Under the law, the council has the power to declare at any point that Amtrak cannot survive without operating grants after the end of fiscal 2002, after which the council would have 90 days to submit plans for a restructured intercity passenger network. Amtrak would then be required to submit a plan for its own "complete liquidation."
Council Chairman Gil Carmichael stressed yesterday that the board's negative report, which passed 8 to 3, was not a "finding" for legal purposes and would not start the 90-day clock.
Few observers, including sources on the council, believe that Congress would allow Amtrak to be liquidated. Since Amtrak was created on May 1, 1971, Congress has repeatedly rebuffed attempts to cut many individual trains, much less kill Amtrak.
Yesterday's report and the adverse reaction from Amtrak, labor unions and the administration highlighted the different ways that Amtrak's future can be viewed. Amtrak constantly talks in rosy tones about its future and how well it is doing while the council and some Amtrak opponents in Congress say the railroad faces serious troubles.
In the report, the council took issue with Amtrak's claims of ridership gains, saying any recent improvements have done little more than bring ridership back to 1990 levels. The council also said that Amtrak's claim that it is doing $8 million better than projected is actually skewed by an increase in non-passenger items such as payments from commuter agencies and commercial activities.
"Amtrak's core business of providing intercity rail passenger service actually performed marginally worse than anticipated in the FY 1999 plan," the report said.
While Amtrak said that it forecasts it will meet the zero-operating subsidy goal by the 2002 deadline, the council said that if Amtrak used generally accepted accounting principles, it would need a $567 million operating subsidy then. If Congress had not taken Amtrak's excess railroad retirement taxes off its budget, the figure would be $752 million.
The council said Amtrak chooses not to count a projected $487 million in depreciation expenses and $80 million in "progressive equipment overhauls" as operating expenses.
In comments printed in the council report, Amtrak said Congress never intended it to count those items. "Depreciation is a non-cash expenditure and as such is not funded as part of a federal operating contribution," Amtrak said. Amtrak also said that Congress gave its assent in 1993 to count progressive equipment overhauls as a capital expenditure.
Amtrak expressed fear that the council report could hurt its ability to go to private capital markets to raise funds and actually increase its costs.
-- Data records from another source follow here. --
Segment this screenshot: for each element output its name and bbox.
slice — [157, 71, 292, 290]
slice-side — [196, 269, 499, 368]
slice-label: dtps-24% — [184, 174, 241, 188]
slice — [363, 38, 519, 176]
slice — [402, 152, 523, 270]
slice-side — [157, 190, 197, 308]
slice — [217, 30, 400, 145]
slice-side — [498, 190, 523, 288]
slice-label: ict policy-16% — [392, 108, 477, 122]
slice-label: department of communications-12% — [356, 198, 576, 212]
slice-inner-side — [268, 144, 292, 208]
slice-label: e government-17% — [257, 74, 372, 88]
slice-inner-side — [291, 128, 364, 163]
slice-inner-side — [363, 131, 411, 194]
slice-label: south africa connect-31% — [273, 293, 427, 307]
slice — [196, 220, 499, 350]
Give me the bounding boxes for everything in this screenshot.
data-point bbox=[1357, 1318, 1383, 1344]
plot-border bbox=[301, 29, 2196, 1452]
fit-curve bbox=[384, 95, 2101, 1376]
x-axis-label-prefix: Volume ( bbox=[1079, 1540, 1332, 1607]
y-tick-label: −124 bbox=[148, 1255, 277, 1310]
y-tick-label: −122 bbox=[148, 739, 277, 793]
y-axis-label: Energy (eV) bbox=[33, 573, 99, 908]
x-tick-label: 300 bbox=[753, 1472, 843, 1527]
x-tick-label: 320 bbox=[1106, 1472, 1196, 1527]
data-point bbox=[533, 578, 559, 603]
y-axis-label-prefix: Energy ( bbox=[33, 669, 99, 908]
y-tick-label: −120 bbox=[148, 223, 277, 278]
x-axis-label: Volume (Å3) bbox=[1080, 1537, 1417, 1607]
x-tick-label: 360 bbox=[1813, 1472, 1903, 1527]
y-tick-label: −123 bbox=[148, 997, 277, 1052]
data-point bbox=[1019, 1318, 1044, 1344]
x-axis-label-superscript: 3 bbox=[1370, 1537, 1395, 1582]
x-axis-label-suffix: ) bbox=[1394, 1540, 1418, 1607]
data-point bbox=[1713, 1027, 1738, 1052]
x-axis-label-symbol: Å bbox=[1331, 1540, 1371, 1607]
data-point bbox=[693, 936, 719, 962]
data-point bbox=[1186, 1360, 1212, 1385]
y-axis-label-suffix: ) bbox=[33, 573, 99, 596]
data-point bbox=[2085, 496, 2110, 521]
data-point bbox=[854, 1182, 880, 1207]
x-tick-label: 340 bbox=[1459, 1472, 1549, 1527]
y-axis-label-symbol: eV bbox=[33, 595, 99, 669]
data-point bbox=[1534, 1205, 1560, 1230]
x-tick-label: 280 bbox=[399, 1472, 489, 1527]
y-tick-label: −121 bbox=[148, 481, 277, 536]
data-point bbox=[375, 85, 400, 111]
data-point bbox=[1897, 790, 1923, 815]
"We are deeply concerned with the negative impact that ARC statements concerning [accounting] application to the operational self-sufficiency determination could have on the capital and credit markets available to Amtrak," Amtrak said.
Clarence Monin, international president of the Brotherhood of Locomotive Engineers, and Jolene Molitoris, Federal Railroad administrator, were far more blunt. Monin and Molitoris, two of the negative votes on the council, said that "the report reflects an aggressive anti-Amtrak and pro-privatization agenda; that it is replete with statements that are misleading, inaccurate and unsubstantiated; and that it is the culmination of the very fiscal irresponsibility that it claims to address."
The third no vote, public policy consultant Donald Sweitzer, did not submit comments explaining his position.
CAPTION: Passengers board train Thanksgiving weekend in Alexandria. Amtrak and its monitors are on different tracks regarding progress toward self-sufficiency.